Parents with higher incomes are more likely to benefit from free childcare than those in the most deprived areas, according to a government report.
The 2014-2015 survey in the Childcare and Early Years Survey of Parents series, funded by the Department for Education and carried out by Ipsos MORI, shows a higher family annual income was associated with a higher likelihood of using formal childcare and that parents with children aged three to four, who qualify for 15 hours’ free childcare, were most likely to use formal childcare. Children in dual-working couple families, and children in working lone-parent families, were most likely to receive formal childcare.
Usage of formal childcare was progressively less widespread as area deprivation levels increased; 65 per cent of children living in the least deprived areas received formal childcare, compared with 49 per cent of children living in the most deprived areas. There have been no changes in uptake of formal childcare by area deprivation level since the last survey in 2012-13.
Take-up of free childcare was 99% for four year olds, 81% for three year olds was 81% and among
54% for two year olds, the first time the latter has been measured. Some 87% of eligible children were getting free childcare, with 99% of four year olds getting this, 94% of three year olds and just 58% of two year olds.
The report found 79 per cent of all families in England with children aged 0 to 14 had used some form of childcare during their most recent term-time week. Two in three families had used formal childcare and early years provision and 40 per cent had used informal childcare provided by friends and family. Over a quarter had used both formal and informal childcare. The report says this pattern of childcare usage has remained unchanged since the last survey in 2012-13.
The main reason children were in childcare was to enable parents to work or study – around three in five were in childcare for this reason, but social and educational reasons were almost as common. Around a quarter were there to enable parents to look after other children, socialise or do housework.
Just under half of families with school-aged children (aged 5-14) used childcare during school holidays. Some 62 per cent of parents of school age children who worked during holidays reported that it was very easy or easy to arrange childcare during the holiday periods, but 21 per cent reported that it was difficult or very difficult to arrange.
The number of parents who rated their childcare provision as good or fairly good has gone up from 58% in 2012/13 to 64%. However, nearly three in 10 said there were not enough places.

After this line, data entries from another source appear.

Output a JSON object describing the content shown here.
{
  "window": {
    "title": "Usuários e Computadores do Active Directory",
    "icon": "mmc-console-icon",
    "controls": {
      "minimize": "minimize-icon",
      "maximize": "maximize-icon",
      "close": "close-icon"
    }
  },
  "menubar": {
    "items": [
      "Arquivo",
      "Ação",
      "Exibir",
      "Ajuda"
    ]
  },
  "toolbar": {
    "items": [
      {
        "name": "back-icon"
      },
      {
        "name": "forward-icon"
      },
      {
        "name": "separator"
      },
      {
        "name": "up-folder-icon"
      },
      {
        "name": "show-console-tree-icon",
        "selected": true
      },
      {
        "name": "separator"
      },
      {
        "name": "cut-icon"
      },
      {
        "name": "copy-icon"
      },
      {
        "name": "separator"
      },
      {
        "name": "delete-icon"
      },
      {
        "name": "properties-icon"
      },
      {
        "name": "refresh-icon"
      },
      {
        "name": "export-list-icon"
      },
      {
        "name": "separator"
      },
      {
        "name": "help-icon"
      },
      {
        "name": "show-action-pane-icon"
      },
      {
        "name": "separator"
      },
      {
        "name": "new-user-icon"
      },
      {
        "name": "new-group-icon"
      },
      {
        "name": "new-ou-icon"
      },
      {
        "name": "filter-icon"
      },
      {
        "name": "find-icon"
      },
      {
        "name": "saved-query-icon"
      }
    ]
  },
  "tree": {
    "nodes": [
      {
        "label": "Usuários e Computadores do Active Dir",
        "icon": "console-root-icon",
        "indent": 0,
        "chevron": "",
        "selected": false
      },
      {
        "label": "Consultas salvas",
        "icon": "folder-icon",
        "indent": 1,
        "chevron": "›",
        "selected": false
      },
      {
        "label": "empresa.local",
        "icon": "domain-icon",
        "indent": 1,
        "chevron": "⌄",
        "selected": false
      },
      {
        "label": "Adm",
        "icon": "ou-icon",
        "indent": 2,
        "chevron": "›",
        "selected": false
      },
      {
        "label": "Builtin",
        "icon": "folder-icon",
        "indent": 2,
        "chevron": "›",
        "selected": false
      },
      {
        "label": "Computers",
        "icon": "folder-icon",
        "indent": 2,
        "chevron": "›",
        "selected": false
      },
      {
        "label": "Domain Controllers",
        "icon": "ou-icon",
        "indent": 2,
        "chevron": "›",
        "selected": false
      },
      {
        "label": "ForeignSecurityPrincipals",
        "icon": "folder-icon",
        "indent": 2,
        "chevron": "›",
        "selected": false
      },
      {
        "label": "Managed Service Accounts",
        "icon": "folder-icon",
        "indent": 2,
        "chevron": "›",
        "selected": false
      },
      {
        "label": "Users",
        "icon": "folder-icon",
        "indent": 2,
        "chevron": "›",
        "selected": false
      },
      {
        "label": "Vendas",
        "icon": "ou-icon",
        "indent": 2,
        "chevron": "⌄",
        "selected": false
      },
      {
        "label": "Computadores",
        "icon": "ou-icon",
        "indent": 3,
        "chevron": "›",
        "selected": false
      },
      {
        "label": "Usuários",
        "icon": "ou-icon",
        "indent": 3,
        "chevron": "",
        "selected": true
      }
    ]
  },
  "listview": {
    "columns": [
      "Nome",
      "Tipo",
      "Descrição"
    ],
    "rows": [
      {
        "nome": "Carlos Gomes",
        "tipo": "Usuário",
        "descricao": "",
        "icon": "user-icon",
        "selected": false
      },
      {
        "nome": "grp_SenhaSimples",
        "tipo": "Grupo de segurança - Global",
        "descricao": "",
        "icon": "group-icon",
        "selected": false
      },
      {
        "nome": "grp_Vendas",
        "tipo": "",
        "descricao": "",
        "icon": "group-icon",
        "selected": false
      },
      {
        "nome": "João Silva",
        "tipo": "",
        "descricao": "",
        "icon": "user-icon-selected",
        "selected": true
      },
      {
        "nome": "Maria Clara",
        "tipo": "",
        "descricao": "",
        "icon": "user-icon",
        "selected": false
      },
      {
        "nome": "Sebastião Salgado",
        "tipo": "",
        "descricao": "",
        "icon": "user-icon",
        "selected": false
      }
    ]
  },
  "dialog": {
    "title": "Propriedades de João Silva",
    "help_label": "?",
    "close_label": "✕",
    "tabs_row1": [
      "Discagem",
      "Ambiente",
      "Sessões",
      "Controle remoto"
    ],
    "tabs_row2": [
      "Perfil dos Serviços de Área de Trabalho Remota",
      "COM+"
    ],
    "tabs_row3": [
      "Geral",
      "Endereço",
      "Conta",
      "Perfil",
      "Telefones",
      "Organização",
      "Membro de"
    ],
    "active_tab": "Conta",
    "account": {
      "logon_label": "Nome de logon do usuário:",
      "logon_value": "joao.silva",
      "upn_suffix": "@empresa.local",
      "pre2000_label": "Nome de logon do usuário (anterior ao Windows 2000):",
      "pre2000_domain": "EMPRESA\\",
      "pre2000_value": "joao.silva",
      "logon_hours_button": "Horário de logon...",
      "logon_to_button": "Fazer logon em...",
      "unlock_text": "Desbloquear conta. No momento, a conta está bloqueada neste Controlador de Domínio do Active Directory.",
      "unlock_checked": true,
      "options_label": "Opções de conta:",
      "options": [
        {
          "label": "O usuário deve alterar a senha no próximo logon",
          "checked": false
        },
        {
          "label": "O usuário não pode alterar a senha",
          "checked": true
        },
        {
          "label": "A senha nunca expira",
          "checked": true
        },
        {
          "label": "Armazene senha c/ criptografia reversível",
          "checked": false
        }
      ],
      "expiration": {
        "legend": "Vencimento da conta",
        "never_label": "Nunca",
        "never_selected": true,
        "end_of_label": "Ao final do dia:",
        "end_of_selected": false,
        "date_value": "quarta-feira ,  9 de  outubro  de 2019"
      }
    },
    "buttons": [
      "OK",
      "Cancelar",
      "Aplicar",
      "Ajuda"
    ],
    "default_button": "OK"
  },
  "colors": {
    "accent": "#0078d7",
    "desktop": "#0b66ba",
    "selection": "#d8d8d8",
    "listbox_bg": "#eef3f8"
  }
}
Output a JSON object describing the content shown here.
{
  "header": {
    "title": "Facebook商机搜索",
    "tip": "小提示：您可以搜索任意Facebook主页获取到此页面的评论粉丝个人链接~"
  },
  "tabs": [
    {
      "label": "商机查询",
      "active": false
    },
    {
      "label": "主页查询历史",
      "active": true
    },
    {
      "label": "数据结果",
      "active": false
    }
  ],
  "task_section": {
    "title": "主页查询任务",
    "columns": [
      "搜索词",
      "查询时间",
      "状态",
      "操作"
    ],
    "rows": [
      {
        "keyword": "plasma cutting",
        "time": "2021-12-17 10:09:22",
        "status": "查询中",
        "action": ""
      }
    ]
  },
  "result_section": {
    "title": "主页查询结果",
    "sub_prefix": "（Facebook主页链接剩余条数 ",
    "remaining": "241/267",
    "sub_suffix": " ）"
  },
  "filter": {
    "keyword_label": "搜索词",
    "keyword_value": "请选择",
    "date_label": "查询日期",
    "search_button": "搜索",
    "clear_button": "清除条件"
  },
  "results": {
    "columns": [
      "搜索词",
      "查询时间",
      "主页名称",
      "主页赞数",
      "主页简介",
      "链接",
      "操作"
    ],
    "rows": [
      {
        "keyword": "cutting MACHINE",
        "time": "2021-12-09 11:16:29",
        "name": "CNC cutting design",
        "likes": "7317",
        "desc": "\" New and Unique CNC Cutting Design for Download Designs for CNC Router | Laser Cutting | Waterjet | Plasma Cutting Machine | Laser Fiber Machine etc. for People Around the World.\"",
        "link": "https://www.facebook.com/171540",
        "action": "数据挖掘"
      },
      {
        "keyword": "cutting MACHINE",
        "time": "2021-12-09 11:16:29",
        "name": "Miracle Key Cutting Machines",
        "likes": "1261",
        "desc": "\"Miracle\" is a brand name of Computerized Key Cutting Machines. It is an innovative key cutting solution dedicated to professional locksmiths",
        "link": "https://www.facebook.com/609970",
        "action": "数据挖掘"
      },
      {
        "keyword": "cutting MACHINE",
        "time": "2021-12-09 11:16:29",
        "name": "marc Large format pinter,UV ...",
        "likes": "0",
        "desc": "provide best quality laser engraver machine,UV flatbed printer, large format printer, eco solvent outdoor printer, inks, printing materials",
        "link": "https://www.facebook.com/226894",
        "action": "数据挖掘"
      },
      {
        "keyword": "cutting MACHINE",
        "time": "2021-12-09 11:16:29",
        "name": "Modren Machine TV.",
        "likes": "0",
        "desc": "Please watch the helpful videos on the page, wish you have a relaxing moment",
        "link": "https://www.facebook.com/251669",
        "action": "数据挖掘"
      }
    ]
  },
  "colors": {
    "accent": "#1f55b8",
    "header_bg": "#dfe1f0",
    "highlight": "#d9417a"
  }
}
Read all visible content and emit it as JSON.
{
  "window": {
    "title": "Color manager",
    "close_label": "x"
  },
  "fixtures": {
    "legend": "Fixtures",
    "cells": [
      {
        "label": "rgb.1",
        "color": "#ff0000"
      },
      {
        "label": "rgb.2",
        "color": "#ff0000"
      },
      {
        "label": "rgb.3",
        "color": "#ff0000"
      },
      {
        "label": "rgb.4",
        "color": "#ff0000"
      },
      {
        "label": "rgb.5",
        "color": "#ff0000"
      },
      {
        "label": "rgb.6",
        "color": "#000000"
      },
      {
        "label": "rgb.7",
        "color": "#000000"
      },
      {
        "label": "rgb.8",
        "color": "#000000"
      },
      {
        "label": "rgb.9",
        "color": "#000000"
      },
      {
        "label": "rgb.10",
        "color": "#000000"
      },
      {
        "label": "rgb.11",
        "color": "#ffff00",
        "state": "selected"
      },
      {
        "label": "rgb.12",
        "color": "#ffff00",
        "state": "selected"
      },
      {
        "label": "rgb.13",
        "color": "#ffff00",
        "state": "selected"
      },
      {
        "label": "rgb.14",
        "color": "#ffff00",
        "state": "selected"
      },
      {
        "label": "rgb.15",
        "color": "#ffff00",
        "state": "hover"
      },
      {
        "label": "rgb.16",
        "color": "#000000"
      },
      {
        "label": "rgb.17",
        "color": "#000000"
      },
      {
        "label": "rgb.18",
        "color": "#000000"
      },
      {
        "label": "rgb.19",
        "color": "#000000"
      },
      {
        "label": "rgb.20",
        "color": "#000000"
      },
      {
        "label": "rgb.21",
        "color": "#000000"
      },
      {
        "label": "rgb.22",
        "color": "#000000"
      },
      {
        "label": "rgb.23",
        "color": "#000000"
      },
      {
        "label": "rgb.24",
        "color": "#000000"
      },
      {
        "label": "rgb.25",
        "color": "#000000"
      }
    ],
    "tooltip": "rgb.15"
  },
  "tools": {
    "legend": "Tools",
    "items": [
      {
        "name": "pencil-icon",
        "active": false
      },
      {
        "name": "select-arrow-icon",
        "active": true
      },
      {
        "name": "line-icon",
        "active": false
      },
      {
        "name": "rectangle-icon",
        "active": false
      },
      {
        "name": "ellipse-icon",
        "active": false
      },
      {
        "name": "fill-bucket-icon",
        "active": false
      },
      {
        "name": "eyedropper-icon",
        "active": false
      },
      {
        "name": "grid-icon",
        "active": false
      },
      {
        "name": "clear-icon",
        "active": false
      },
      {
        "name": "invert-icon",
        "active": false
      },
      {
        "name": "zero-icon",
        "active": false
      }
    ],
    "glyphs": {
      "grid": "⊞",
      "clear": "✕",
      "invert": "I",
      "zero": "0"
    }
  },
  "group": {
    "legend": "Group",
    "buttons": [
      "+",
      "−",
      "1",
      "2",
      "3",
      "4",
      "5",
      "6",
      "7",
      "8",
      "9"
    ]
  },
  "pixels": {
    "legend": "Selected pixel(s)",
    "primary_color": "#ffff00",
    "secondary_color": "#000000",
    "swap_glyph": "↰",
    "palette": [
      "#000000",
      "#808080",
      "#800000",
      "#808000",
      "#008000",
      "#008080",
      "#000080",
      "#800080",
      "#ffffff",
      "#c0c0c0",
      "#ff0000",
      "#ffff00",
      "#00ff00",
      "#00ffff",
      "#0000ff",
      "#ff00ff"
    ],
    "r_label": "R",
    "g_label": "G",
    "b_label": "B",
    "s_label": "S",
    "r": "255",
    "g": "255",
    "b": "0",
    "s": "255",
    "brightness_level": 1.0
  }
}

Just under half of parents said the amount of information available to them about childcare in their local area was ‘about right’.
Two in five parents rated the affordability of local childcare as very or fairly good, but a third said affordability was very or fairly poor. Just over half of parents said it was fairly or very easy to meet their childcare costs, with 22% of families finding it fairly or very difficult to pay – a fall
from 27% in 2012-13.
Two thirds of mothers were in employment, around the same as in 2012-13. Around half of non-working mothers agreed that they would prefer to go out to work if they could arrange good quality
childcare which was convenient, reliable and affordable.
Among mothers who had returned to work in the previous two years, the most commonly reported factor that had influenced their return to work was finding a job that enabled them to combine work and childcare. Almost half of working mothers said that having reliable childcare helped them to go out to work.
Neil Leitch, chief executive of the Pre-school Learning Alliance, said: “The report raises a number of concerns not least that the use of free entitlement rose by income; only 80% of families earning below £10,000 per year are receiving it, compared to 94% of families earning £45,000 or more. Additionally, only 54% of eligible 2-year-olds are in receipt of government funded early education.
“This raises questions about why this take-up is not higher, and suggests that providers in areas of deprivation are struggling to meet the needs of parents because they simply cannot afford to. Indeed, the report highlights that usage of formal childcare fell as area deprivation levels rose.”